From about a week in states with a simple online application to a couple of months in states with courses, proctored exams, and background checks (California is the long end). Your state page lists any published processing times.
Do I have to take a class or pass a test?
Usually not. Only 26 of 51 jurisdictions require an exam and 21 require a course. Everywhere else, study materials are optional — helpful for doing the job right, but not a legal requirement, whatever a course vendor's landing page implies.
Can my employer pay for my commission?
Yes, and it’s common — banks, law firms, and title companies routinely cover the application, bond, and supplies for staff. The commission still belongs to you personally, not the employer, and in most states it stays with you if you change jobs (some states require an address/employer update).
Do I need to be a US citizen?
No state may require citizenship for a notary commission — the Supreme Court struck citizenship requirements down in 1984 (Bernal v. Fainter). Lawful residents qualify in every state; specific proof requirements vary.
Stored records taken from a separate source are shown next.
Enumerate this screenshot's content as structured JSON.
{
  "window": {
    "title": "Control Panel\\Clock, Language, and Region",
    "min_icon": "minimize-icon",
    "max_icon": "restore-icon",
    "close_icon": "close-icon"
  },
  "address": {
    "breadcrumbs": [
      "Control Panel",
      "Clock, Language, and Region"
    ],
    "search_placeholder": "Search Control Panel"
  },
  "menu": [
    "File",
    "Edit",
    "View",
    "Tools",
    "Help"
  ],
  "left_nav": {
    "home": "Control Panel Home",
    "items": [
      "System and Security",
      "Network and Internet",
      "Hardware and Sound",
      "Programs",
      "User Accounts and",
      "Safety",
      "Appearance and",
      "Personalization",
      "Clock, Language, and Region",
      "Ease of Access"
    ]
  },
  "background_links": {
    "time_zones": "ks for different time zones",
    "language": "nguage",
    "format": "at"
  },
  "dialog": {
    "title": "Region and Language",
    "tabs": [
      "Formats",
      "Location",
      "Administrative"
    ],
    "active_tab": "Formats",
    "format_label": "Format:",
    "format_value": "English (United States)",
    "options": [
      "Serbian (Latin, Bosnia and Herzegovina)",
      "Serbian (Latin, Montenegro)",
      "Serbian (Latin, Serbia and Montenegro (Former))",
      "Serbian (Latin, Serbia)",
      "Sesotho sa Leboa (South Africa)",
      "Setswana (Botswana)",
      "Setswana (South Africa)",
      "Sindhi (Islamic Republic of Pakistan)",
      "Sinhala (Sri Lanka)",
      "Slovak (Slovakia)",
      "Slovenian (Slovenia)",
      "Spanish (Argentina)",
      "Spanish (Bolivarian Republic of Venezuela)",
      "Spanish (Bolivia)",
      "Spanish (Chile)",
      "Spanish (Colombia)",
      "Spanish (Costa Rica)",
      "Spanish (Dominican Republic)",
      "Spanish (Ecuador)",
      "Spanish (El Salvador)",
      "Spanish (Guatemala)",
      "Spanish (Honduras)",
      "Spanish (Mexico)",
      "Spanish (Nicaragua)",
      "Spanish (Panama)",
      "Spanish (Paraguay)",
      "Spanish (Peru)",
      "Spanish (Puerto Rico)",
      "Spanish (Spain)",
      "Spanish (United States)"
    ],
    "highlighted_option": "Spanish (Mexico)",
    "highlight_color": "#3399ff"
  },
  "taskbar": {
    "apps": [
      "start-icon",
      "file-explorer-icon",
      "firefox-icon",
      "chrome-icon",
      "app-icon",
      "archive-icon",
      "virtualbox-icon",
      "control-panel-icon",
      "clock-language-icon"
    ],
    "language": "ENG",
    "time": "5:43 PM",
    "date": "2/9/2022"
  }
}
What happens after I’m commissioned?
You take an oath (and in bond states, file the bond, often with your county), then order a stamp that matches your state’s format rules and start a journal — required in many states, smart everywhere. Then decide whether the commission is a job perk or a business: loan signing and online notarization are the two main upgrade paths.